Cocher sa liste à la voix, au marché
Un cabas dans une main, le téléphone dans l'autre : dites « j'ai pris des tomates, la salade et les œufs » et les articles passent dans le panier. En écoute continue, le micro reste ouvert d'un étal à l'autre et une vibration confirme chaque article, sans avoir à regarder l'écran.
Tous les champs se dictent
Le micro est là où l'on écrit : commentaire, sous-tâche, recherche, nom d'un membre. Il s'efface pour les montants, où la voix est plus lente que le clavier.

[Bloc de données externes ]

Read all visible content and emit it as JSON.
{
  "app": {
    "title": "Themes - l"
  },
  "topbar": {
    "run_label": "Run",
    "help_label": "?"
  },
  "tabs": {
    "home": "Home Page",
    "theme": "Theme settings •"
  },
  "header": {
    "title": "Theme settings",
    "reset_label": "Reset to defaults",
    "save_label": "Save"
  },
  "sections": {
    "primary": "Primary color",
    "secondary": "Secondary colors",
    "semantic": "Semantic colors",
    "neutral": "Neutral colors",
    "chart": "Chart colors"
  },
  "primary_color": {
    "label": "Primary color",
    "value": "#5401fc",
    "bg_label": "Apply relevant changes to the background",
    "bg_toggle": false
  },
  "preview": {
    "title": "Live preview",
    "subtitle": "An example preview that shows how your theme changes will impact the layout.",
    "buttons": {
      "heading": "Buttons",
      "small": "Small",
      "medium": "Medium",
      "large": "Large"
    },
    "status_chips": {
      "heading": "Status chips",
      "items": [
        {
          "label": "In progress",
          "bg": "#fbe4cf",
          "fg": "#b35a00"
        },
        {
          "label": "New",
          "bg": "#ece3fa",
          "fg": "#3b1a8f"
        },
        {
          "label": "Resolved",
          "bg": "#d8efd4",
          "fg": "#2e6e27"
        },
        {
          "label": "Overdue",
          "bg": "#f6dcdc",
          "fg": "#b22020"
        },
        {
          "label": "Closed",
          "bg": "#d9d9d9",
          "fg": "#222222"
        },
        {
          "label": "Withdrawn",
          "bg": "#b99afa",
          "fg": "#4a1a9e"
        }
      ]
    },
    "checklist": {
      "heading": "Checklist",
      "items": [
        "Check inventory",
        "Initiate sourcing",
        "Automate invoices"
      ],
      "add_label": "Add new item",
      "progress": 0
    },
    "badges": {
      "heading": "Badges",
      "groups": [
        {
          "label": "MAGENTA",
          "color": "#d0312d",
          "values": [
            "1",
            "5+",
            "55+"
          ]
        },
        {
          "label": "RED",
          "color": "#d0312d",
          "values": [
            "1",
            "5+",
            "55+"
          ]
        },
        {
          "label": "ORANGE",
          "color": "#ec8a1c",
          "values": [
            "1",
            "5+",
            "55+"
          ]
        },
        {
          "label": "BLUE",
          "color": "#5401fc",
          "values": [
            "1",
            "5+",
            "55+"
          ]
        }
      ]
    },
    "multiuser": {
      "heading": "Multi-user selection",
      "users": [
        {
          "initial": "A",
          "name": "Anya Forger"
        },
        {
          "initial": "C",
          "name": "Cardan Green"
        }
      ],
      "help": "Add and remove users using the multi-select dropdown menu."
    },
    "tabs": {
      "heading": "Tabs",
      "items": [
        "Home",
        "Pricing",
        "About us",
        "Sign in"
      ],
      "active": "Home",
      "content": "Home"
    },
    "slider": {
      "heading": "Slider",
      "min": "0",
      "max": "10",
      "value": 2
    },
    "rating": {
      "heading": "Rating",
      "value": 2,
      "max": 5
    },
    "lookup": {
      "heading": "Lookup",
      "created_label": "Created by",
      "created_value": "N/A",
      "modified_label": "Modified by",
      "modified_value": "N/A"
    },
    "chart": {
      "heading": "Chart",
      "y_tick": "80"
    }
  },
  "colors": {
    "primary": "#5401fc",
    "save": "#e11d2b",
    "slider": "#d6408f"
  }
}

Une dictée qui sépare enfin les énumérations
« Il me faut des tomates des concombres des poireaux » donne trois articles, même sans virgule — personne ne prononce sa ponctuation.
Des dates et des heures libres
Les raccourcis « demain » ou « ce soir 18 h » restent, mais un calendrier et une horloge s'ouvrent quand le rendez-vous tombe le 17 à 14 h 45.
Agenda et repas de la semaine
Les rendez-vous du foyer en jour, semaine et mois, exportables vers un autre agenda. Et un menu de sept jours qui remplit la liste de courses en additionnant les ingrédients de toutes les recettes.
Un widget sur l'écran d'accueil
Les corvées du jour, cochables sans ouvrir l'application, les rendez-vous à venir et le nombre d'articles à prendre.
Envoyer une tâche à quelqu'un
Par un fichier, ou d'appareil à appareil quand vous êtes côte à côte. Aucun serveur au milieu, et un code à quatre chiffres pour s'assurer qu'on parle bien au téléphone d'en face.
Une aide facultative pour la dictée
Un modèle de langage peut relire ce que la grammaire n'a pas compris. Sur les téléphones récents, celui du système suffit ; sinon, il s'installe à la demande. Tout se passe sur l'appareil.
Des écrans plus lisibles
Formulaires en plein écran plutôt qu'en boîtes serrées, sections repliables pour ce qu'on consulte rarement, photos qui s'ouvrent en grand, et espacements resserrés : une fiche tient d'un regard.